France is poised to inaugurate its new Socialist president with all the pomp and ceremony the Republic can muster. So tonight in Versailles Karl Lagerfeld nipped in first, with a majestic, pomp-aplenty Chanel Cruise collection, as encrusted with courtly references as a Louis XIVth folly, yet determinedly 21st-century too.
The guillotine of austerity is hardly something that hangs over Chanel's clientele, yet there was plenty of cake-eater denim here, used as a raw material for gamine breeches or gathered gowns cascading with golden embellishment.
Yes, there was more than a touch of the Marie Antoinettes in the shinily, curlicued bouclé jackets and skirts, and the ruffled white lace tiers that ran petticoat like down the side of full skirts. The hemlines, though, were distinctly modern, those grand old to-the-ankle shapes severed remorselessly short just south of the buttock, and transformed into micro-culottes.
There was ultra modern swimwear, scoop-necked peasant sun dresses in horizontal panels of white cotton, a biker-tight black leather trouser/jacket ensemble and more culottes than you could shake a revolutionary fist at, in golden knit, and Chanel bouclé by the bucketload.

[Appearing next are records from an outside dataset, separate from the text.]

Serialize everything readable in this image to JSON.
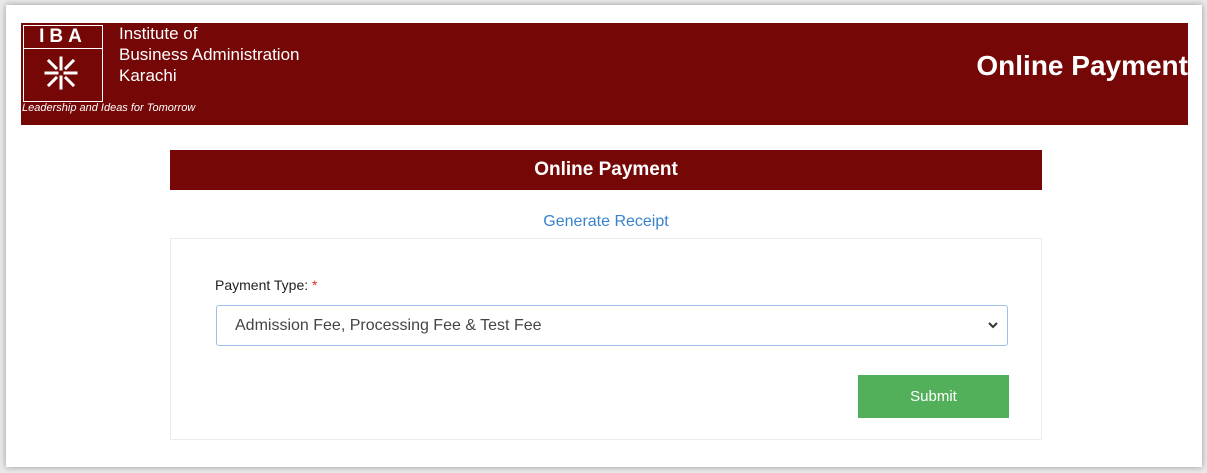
{
  "header": {
    "logo_text": "IBA",
    "institute_lines": [
      "Institute of",
      "Business Administration",
      "Karachi"
    ],
    "tagline": "Leadership and Ideas for Tomorrow",
    "title": "Online Payment"
  },
  "main": {
    "section_title": "Online Payment",
    "receipt_link": "Generate Receipt",
    "form": {
      "payment_type_label": "Payment Type:",
      "required_mark": "*",
      "payment_type_value": "Admission Fee, Processing Fee & Test Fee",
      "submit_label": "Submit"
    }
  },
  "colors": {
    "brand_maroon": "#750707",
    "submit_green": "#52b05a",
    "link_blue": "#3a82cc"
  },
  "icons": [
    "iba-emblem-icon",
    "chevron-down-icon"
  ]
}
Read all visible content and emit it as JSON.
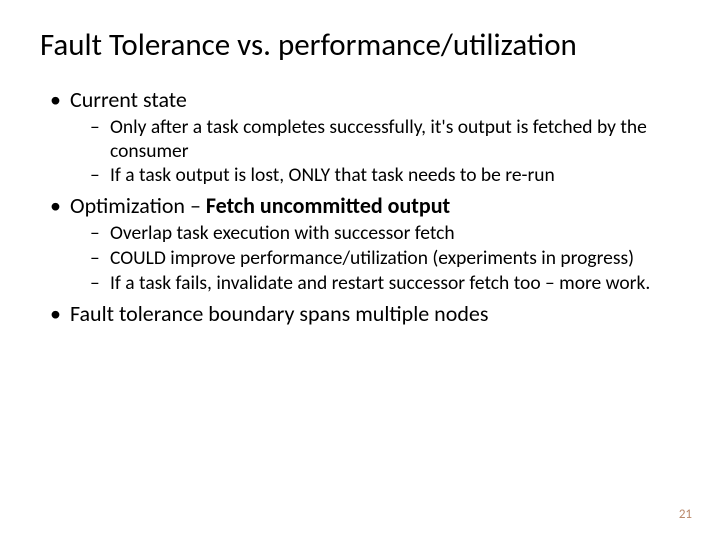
{
  "title": "Fault Tolerance vs. performance/utilization",
  "bullets": {
    "b1": "Current state",
    "b1_1": "Only after a task completes successfully, it's output is fetched by the consumer",
    "b1_2": "If a task output is lost, ONLY that task needs to be re-run",
    "b2_pre": "Optimization – ",
    "b2_emph": "Fetch uncommitted output",
    "b2_1": "Overlap task execution with successor fetch",
    "b2_2": "COULD improve performance/utilization (experiments in progress)",
    "b2_3": "If a task fails, invalidate and restart successor fetch too – more work.",
    "b3": "Fault tolerance boundary spans multiple nodes"
  },
  "page_number": "21"
}
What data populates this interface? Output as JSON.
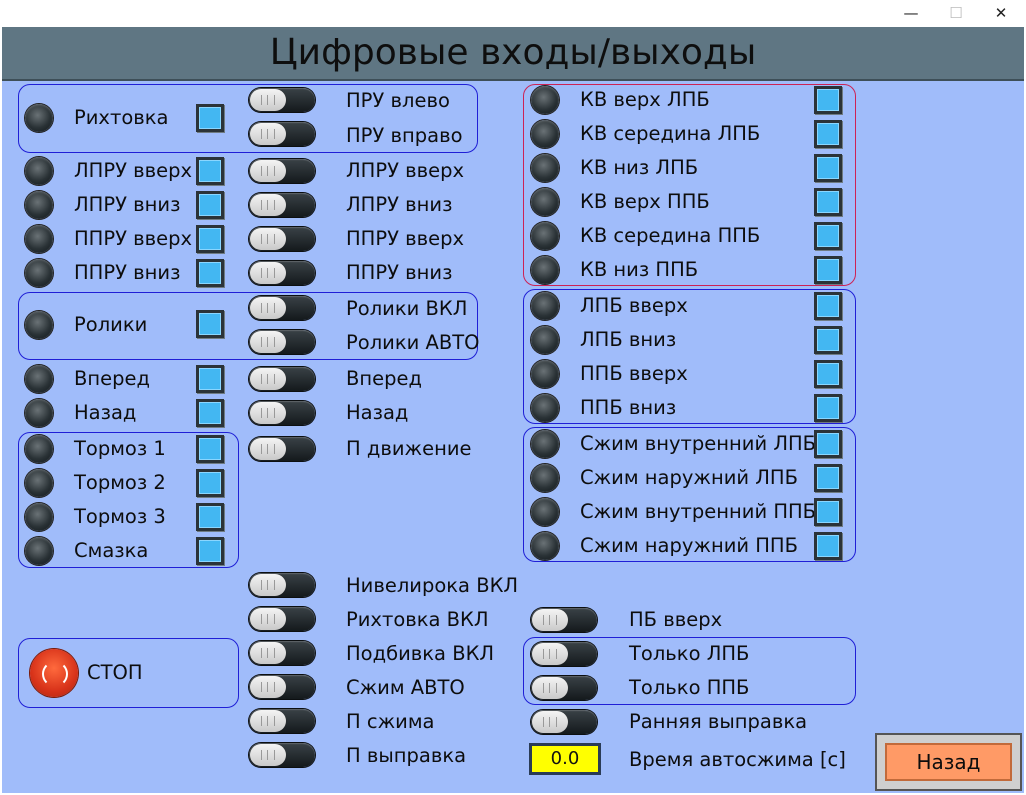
{
  "window": {
    "controls": {
      "minimize": "—",
      "maximize": "☐",
      "close": "✕"
    }
  },
  "header": {
    "title": "Цифровые входы/выходы"
  },
  "inputs": {
    "rihtovka": "Рихтовка",
    "lpru_up": "ЛПРУ вверх",
    "lpru_down": "ЛПРУ вниз",
    "ppru_up": "ППРУ вверх",
    "ppru_down": "ППРУ вниз",
    "roliki": "Ролики",
    "forward": "Вперед",
    "back": "Назад",
    "brake1": "Тормоз 1",
    "brake2": "Тормоз 2",
    "brake3": "Тормоз 3",
    "grease": "Смазка"
  },
  "outputs": {
    "pru_left": "ПРУ влево",
    "pru_right": "ПРУ вправо",
    "lpru_up": "ЛПРУ вверх",
    "lpru_down": "ЛПРУ вниз",
    "ppru_up": "ППРУ вверх",
    "ppru_down": "ППРУ вниз",
    "roliki_on": "Ролики ВКЛ",
    "roliki_auto": "Ролики АВТО",
    "forward": "Вперед",
    "back": "Назад",
    "p_move": "П движение",
    "level_on": "Нивелирока ВКЛ",
    "rihtovka_on": "Рихтовка ВКЛ",
    "podbivka_on": "Подбивка ВКЛ",
    "clamp_auto": "Сжим АВТО",
    "p_clamp": "П сжима",
    "p_straighten": "П выправка"
  },
  "limit_switches": {
    "kv_top_lpb": "КВ верх ЛПБ",
    "kv_mid_lpb": "КВ середина ЛПБ",
    "kv_bottom_lpb": "КВ низ ЛПБ",
    "kv_top_ppb": "КВ верх ППБ",
    "kv_mid_ppb": "КВ середина ППБ",
    "kv_bottom_ppb": "КВ низ ППБ"
  },
  "pb_moves": {
    "lpb_up": "ЛПБ вверх",
    "lpb_down": "ЛПБ вниз",
    "ppb_up": "ППБ вверх",
    "ppb_down": "ППБ вниз"
  },
  "clamps": {
    "inner_lpb": "Сжим внутренний ЛПБ",
    "outer_lpb": "Сжим наружний ЛПБ",
    "inner_ppb": "Сжим внутренний ППБ",
    "outer_ppb": "Сжим наружний ППБ"
  },
  "modes": {
    "pb_up": "ПБ вверх",
    "only_lpb": "Только ЛПБ",
    "only_ppb": "Только ППБ",
    "early_straighten": "Ранняя выправка"
  },
  "autoclamp": {
    "value": "0.0",
    "label": "Время автосжима [с]"
  },
  "stop": {
    "label": "СТОП"
  },
  "nav": {
    "back_label": "Назад"
  },
  "colors": {
    "panel_bg": "#a0bcfa",
    "header_bg": "#5f7683",
    "indicator_blue": "#43b7f2",
    "group_border_blue": "#1f1fd6",
    "group_border_red": "#cc2255",
    "stop_red": "#d8331a",
    "value_field_yellow": "#ffff00",
    "back_button": "#ff9a66"
  }
}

Accessories included wigs - but ultra short candy-coloured bobs, not powdered grandiose numbers - double C beauty spots applied to the cheek, spray-painted floppy sun-hats and white-soled brothel-creeper trainers. Three men joined the female models, one in a raffishly-revered jacket and breeches double denim outfit, another carrying a black-leather padded Chanel watering can.
The 200 or so invited guests, including Vanessa Paradis, Tilda Swinton, Sam Taylor Wood and Aaron Johnson watched as 70 models - including Georgia May Jagger making a rare 'catwalk' appearance - crunched around the gravel of the Bosquet des Trois Fontaines, an extremely beautiful, recently-restored ornamental garden within the grounds of Versailles.
Lagerfeld - wearing his trademark frock-coat and inscrutable behind his sunglasses - said the collection was about "serious frivolity."